The unique circumstances of the movie’s production make it an interesting choice for this programme, which is titled “Opening Politics.” It was developed at Michigan University with a group of students, two lecturers, and filmmaker Kazuhiro Soda (incidentally, his fine new film Inland Sea premieres tonight at the Berlinale). The group shot five games at the stadium with dozens of cameras; Soda then edited the footage into its current form, part of his “Observational Film” series (this is #8). The question of why a film whose politics is engrained rather than openly expressed was included under this particular banner was the subject of much discussion in the post-screening back-and-forth for audience and speakers both. Mathilde Bonnefoy, the editor of Citizenfour, a very different kind of political film, was intrigued by its inclusion. “It’s sociology. And sociology is inherently political.” The current President of the United States, who became president during the making of the film, is a spectre hanging over the film, “a shark’s fin” encircling it, to borrow Mathilde’s metaphor.
The contrast between The Big House and 2016. Oktober 8, the didactic short that played immediately afterward, was stark.

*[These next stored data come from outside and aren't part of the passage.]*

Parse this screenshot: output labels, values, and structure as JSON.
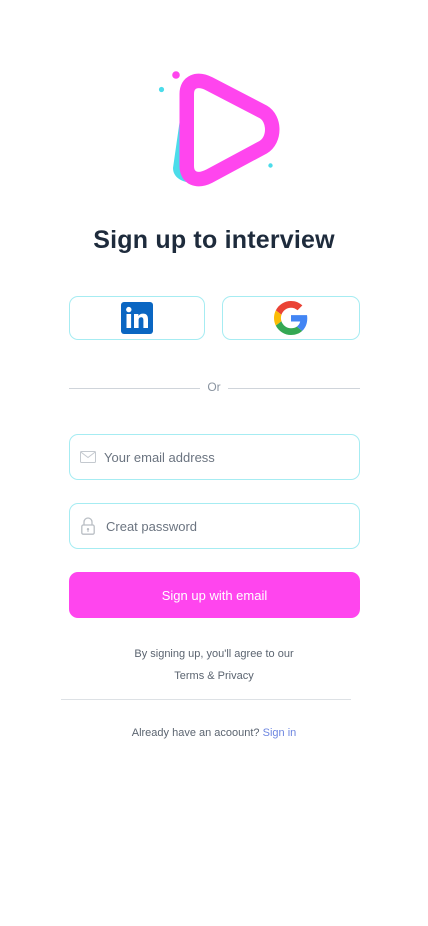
{
  "brand": {
    "logo_icon": "play-triangle-logo",
    "primary_color": "#ff45ee",
    "accent_color": "#4bdcea"
  },
  "page": {
    "title": "Sign up to interview"
  },
  "social": {
    "linkedin_icon": "linkedin-icon",
    "google_icon": "google-icon"
  },
  "divider": {
    "label": "Or"
  },
  "email": {
    "placeholder": "Your email address",
    "value": "",
    "icon": "mail-icon"
  },
  "password": {
    "placeholder": "Creat password",
    "value": "",
    "icon": "lock-icon"
  },
  "submit": {
    "label": "Sign up with email"
  },
  "terms": {
    "prefix": "By signing up, you'll agree to our",
    "link": "Terms & Privacy"
  },
  "signin": {
    "prompt": "Already have  an acoount?",
    "link": "Sign in"
  }
}
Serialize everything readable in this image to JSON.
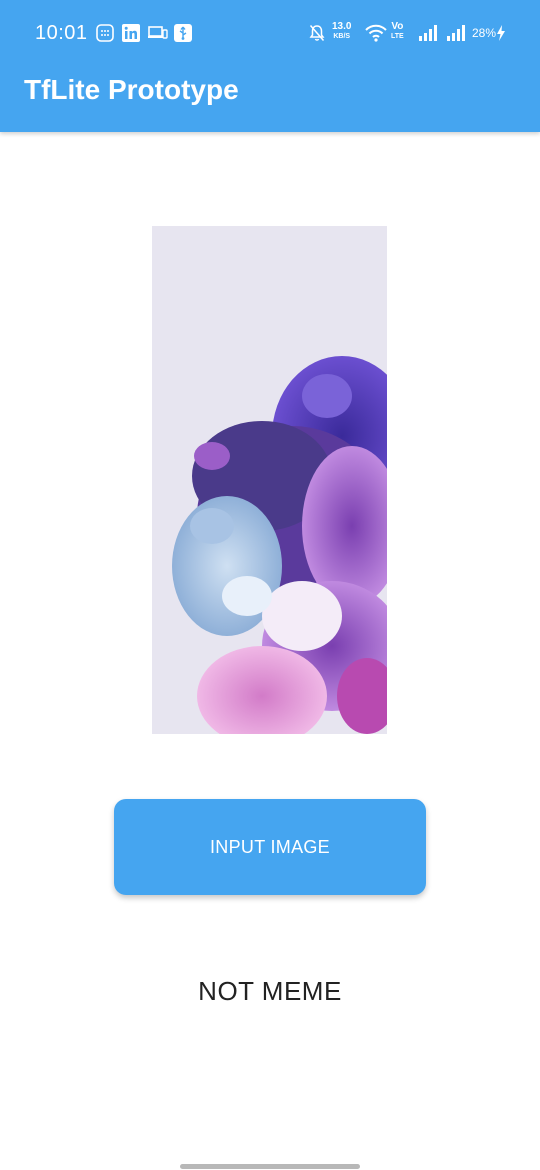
{
  "status_bar": {
    "time": "10:01",
    "net_speed_value": "13.0",
    "net_speed_unit": "KB/S",
    "network_label_top": "Vo",
    "network_label_bottom": "LTE",
    "battery_percent": "28%",
    "icons": [
      "message-icon",
      "linkedin-icon",
      "cast-icon",
      "usb-icon",
      "mute-icon",
      "wifi-icon",
      "signal-icon",
      "signal-icon",
      "charging-icon"
    ]
  },
  "app_bar": {
    "title": "TfLite Prototype",
    "color": "#45a5f0"
  },
  "main": {
    "image_alt": "purple flower wallpaper",
    "button_label": "INPUT IMAGE",
    "result_text": "NOT MEME"
  }
}
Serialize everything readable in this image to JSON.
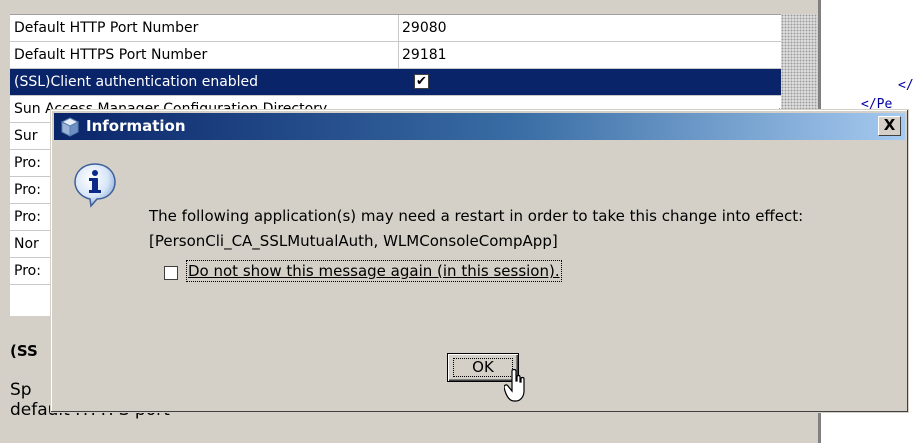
{
  "property_sheet": {
    "rows": [
      {
        "name": "Default HTTP Port Number",
        "value": "29080"
      },
      {
        "name": "Default HTTPS Port Number",
        "value": "29181"
      },
      {
        "name": "(SSL)Client authentication enabled",
        "checked": true
      },
      {
        "name": "Sun Access Manager Configuration Directory",
        "value": ""
      },
      {
        "name": "Sur",
        "value": ""
      },
      {
        "name": "Pro:",
        "value": ""
      },
      {
        "name": "Pro:",
        "value": ""
      },
      {
        "name": "Pro:",
        "value": ""
      },
      {
        "name": "Nor",
        "value": ""
      },
      {
        "name": "Pro:",
        "value": ""
      }
    ],
    "description_title": "(SS",
    "description_text_1": "Sp",
    "description_text_2": "default HTTPS port"
  },
  "code_editor": {
    "line1": "</",
    "line2": "</Pe"
  },
  "dialog": {
    "title": "Information",
    "close_label": "X",
    "message_line1": "The following application(s) may need a restart in order to take this change into effect:",
    "message_line2": "[PersonCli_CA_SSLMutualAuth, WLMConsoleCompApp]",
    "checkbox_label": "Do not show this message again (in this session).",
    "checkbox_checked": false,
    "ok_label": "OK"
  },
  "colors": {
    "selection": "#0a246a",
    "titlebar_start": "#0a246a",
    "titlebar_end": "#a6caf0",
    "dialog_face": "#d4d0c8",
    "code_text": "#0000a0"
  },
  "icons": [
    "info-icon",
    "window-icon",
    "close-icon",
    "mouse-cursor-icon",
    "checkmark-icon"
  ]
}
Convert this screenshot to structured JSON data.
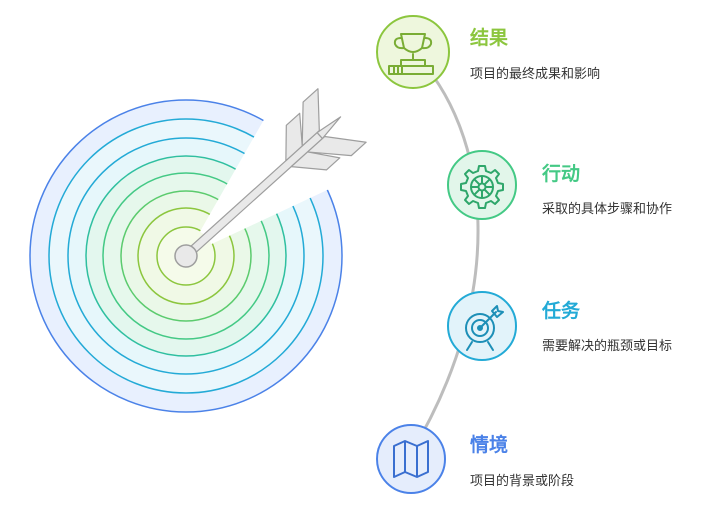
{
  "colors": {
    "result": "#8cc63e",
    "action": "#44c985",
    "task": "#23aad6",
    "situation": "#4b82e8",
    "connector": "#bdbdbd",
    "arrow": "#e9e9e9",
    "arrow_stroke": "#9e9e9e"
  },
  "steps": [
    {
      "key": "result",
      "title": "结果",
      "desc": "项目的最终成果和影响",
      "icon": "trophy-icon"
    },
    {
      "key": "action",
      "title": "行动",
      "desc": "采取的具体步骤和协作",
      "icon": "gear-icon"
    },
    {
      "key": "task",
      "title": "任务",
      "desc": "需要解决的瓶颈或目标",
      "icon": "target-icon"
    },
    {
      "key": "situation",
      "title": "情境",
      "desc": "项目的背景或阶段",
      "icon": "map-icon"
    }
  ]
}
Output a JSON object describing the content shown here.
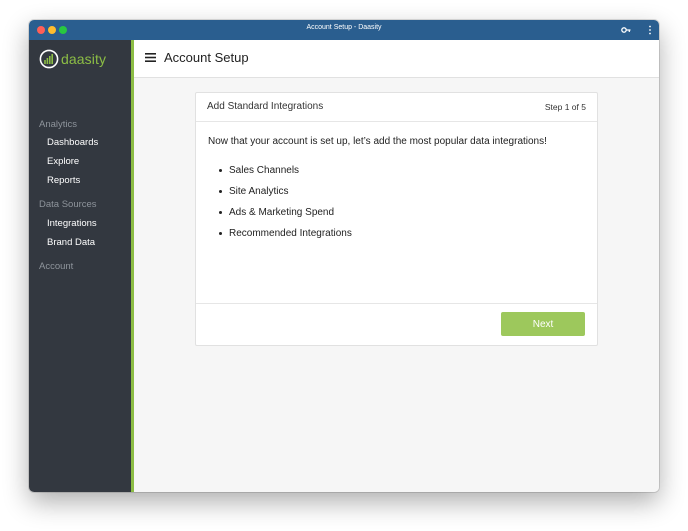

In the latter, a series of news clippings are used as the basis for the image itself. In Hungarian, damaged, and flickering by before our eyes, they are inscrutable and yet have a kind of seductive, retrograde feel. Then appears a title card explaining that the movie was made in reaction to the closure of a left wing newspaper, shining a light on the circumstances around this political affront.
Juxtaposed, the films begged the question: which exactly is “open” and which, presumably, is “closed”? Is it 2016. Oktober 8, whose entire existence is justified by its political message? Or is it The Big House, in which spectacle is divested of its glittery camouflage and shown to be just that, an endless series of productions, of performances, of fake smiles and fried chicken. Remove your baseball caps for the anthem, folks.